How individuals report private information is a matter of substantial economic importance that has gathered considerable theoretical and empirical attention. Contrary to standard economic theory, experimental studies have found that individuals are lying averse and that this aversion is driven by two types of psychological costs: an intrinsic aversion to report false information and an aversion to being perceived as a liar. However, we still know little about the forces that shape such costs and their pervasiveness in the general population. In this paper, we tackle these questions by implementing a lying experiment in the context of the 2020 wave of the German Socio-Economic Panel Innovation Sample (SOEP-IS). Across two within-subject treatments, we vary the extent to which participants can be perceived as a liar. We exploit the rich data of the SOEP-IS panel and the within-subject nature of our experiment to study how the two key lying costs identified in previous work correlate with a large array of social, demographic and psychological characteristics of participants.

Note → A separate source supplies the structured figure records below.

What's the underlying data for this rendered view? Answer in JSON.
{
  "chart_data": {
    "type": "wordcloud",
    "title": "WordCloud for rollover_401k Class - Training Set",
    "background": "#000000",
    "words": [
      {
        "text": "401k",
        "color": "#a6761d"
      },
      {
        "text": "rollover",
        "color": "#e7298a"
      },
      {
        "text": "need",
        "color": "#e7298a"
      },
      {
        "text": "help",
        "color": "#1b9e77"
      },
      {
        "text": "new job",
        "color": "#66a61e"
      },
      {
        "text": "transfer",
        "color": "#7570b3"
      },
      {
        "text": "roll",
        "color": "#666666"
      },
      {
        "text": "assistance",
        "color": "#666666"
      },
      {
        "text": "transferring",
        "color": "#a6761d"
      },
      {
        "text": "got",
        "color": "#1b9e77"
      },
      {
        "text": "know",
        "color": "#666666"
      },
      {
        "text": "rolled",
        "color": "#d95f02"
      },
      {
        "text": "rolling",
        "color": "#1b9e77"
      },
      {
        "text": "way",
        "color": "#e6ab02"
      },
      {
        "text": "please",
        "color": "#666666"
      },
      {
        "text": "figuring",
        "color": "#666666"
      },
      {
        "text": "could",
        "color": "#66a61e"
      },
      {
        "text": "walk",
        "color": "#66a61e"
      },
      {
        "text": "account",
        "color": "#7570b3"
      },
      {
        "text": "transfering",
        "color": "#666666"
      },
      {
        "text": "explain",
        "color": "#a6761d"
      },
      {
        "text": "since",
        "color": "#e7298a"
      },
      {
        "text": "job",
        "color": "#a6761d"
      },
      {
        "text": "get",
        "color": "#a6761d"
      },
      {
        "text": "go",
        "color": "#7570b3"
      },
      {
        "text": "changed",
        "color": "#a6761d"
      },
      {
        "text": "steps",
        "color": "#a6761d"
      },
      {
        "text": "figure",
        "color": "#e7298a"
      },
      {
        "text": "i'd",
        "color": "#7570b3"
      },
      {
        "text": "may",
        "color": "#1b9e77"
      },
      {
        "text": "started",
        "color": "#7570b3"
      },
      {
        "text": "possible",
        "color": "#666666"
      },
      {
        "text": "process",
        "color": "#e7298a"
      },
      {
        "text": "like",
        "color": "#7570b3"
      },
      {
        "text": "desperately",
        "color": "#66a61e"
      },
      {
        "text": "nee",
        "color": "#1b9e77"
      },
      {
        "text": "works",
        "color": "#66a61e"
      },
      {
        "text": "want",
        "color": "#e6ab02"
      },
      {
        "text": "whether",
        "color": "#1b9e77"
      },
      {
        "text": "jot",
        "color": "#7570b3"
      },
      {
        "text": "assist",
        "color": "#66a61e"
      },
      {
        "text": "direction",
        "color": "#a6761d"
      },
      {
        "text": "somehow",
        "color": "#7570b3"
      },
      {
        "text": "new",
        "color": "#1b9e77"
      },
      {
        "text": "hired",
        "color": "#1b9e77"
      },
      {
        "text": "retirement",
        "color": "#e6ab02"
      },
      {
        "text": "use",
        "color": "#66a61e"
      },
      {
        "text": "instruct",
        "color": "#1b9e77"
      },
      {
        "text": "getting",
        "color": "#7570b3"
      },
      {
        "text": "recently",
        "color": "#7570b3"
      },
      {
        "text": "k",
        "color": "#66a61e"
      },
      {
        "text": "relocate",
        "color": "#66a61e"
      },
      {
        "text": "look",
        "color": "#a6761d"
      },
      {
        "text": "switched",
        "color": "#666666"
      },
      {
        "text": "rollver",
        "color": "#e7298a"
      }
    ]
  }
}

(Paper by Ciril Bosch-Rosa, Levent Neyse and Daniele Nosenzo)

Bio

Daniele Nosenzo is a Professor at the Department of Economics & Business Economics, Aarhus University and member of the Centre for Integrative Business Psychology.

His main research interests are in the areas of behavioural and experimental economics, and I am particularly interested in topics such as social norm compliance, truth-telling, and the study of positive and negative incentives.